El dinamismo narrativo que despliega Mosley resulta tan magnético como la ambigüedad latente en las relaciones entre personajes

En la aventura del bueno de Oliver resuenan ecos nítidos de Raymond Chandler. En la estructura y las descripciones, en el fraseo jazzístico de los diálogos, en su realismo áspero, transcendente, y en cierto grado de dureza y melancolía lírica ejercidas mediante un estilo seco, directo, ágil, que avanza con la facilidad adictiva de una bebida burbujeante en una noche calurosa. La fuerza de esta poderosa novela radica en su clasicismo. Y también en la difusa línea que separa el bien y el mal, entre quienes representan la autoridad y los que se pasan al otro lado, favorecidos por un sistema depredador donde la ley no pesa igual para todos, como sucede con la fiscal negra de la serie Seven Seconds cuando se enfrenta a unos policías corruptos y asesinos.

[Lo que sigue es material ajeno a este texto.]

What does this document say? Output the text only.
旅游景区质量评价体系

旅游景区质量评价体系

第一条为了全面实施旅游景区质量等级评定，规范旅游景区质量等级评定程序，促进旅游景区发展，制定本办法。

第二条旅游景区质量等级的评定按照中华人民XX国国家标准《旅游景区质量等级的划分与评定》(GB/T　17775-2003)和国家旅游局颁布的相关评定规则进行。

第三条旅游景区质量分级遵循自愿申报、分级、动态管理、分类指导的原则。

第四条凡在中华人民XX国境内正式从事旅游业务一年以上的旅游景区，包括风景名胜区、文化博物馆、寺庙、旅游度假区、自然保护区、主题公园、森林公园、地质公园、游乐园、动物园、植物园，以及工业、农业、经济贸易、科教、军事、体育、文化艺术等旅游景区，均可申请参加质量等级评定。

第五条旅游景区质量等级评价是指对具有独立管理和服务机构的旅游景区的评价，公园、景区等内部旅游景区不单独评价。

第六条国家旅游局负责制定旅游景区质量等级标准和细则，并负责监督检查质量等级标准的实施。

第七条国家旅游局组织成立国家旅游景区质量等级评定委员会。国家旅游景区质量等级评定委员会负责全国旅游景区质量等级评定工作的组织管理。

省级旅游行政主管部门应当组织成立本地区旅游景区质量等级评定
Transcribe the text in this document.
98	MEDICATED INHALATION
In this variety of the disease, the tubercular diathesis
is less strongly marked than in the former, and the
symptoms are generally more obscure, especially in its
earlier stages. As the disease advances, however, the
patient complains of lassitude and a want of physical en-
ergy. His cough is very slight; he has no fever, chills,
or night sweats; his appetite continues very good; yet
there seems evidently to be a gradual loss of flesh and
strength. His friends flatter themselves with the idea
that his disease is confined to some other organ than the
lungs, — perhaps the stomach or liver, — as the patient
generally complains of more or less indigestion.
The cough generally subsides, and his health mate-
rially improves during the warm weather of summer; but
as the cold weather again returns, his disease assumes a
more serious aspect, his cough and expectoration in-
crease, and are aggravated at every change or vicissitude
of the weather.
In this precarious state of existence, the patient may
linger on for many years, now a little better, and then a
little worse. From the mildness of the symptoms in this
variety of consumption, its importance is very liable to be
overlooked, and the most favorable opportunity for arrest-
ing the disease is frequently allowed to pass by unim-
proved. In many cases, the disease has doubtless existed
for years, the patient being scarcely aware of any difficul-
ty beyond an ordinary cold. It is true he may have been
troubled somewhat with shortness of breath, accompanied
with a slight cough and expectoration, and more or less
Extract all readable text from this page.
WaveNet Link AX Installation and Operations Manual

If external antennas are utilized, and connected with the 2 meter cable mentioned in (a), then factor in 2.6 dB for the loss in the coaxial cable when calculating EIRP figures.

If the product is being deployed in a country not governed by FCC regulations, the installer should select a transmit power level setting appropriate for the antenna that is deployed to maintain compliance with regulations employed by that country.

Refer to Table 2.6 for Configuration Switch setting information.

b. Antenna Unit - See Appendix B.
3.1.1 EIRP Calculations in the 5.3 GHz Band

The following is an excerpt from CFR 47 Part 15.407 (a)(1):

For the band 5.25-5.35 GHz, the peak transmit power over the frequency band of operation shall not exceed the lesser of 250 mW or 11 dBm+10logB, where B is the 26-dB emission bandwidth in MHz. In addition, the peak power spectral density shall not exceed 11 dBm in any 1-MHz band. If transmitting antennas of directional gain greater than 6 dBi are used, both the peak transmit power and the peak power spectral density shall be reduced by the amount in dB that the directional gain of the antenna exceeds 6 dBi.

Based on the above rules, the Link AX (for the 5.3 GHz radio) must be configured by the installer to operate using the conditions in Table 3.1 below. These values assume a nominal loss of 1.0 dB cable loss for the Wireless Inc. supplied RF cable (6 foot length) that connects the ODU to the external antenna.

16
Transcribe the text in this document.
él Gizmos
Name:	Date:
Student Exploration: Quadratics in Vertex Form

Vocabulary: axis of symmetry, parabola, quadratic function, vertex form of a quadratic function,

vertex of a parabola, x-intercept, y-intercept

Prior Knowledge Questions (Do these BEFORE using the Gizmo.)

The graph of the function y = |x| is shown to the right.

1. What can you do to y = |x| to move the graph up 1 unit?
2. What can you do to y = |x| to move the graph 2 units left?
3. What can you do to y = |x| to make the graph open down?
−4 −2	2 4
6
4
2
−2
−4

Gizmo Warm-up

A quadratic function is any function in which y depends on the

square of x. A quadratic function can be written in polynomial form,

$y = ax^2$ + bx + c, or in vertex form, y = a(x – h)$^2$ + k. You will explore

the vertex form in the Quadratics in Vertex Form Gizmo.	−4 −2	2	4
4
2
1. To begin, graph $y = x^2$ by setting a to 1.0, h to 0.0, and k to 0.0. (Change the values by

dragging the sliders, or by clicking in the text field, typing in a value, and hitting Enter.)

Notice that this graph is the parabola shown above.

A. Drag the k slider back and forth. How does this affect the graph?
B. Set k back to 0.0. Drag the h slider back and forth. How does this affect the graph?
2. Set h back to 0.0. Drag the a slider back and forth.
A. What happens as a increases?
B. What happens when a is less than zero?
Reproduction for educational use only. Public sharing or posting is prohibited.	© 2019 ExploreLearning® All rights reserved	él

Sin embargo Oliver cree en la policía. Pese a las manzanas podridas en el Cuerpo. Pese a que el sistema favorece la desviación de quienes deben velar por la seguridad.



El dinamismo narrativo que despliega Mosley resulta tan magnético como la ambigüedad con que construye las relaciones entre personajes. Destaca la que King mantiene con su hija adolescente, Aja-Denise, una relación cómplice a la que no contribuye la madre, o la basada en la necesidad que el protagonista establece con el matón Melquarth Frost, que podría recordar al Bubba de Kenzie y Genaro e incluso a Mouse, el homicida que ayuda a Rawlins. Desde la oficina de Oliver en Montague Street, Brooklyn, lugar donde antes había librerías de viejo y tiendas de ropa usada, ahora desaparecidas en favor de "elegantes comercios y bancos", Mosley retrata un mundo donde la palabras libertad e inocencia carecen de valor, al tiempo que para una persona resulta complicado hacer lo correcto sin caer en el fango. Tal vez por eso las palabras de Frost tengan más sentido que la simple cita: "No hay nada que me guste más que librar a un hombre de la horca. Joder, es uno de esos momentos definitivos en la vida. Es como Errol Flynn en Robin Hood".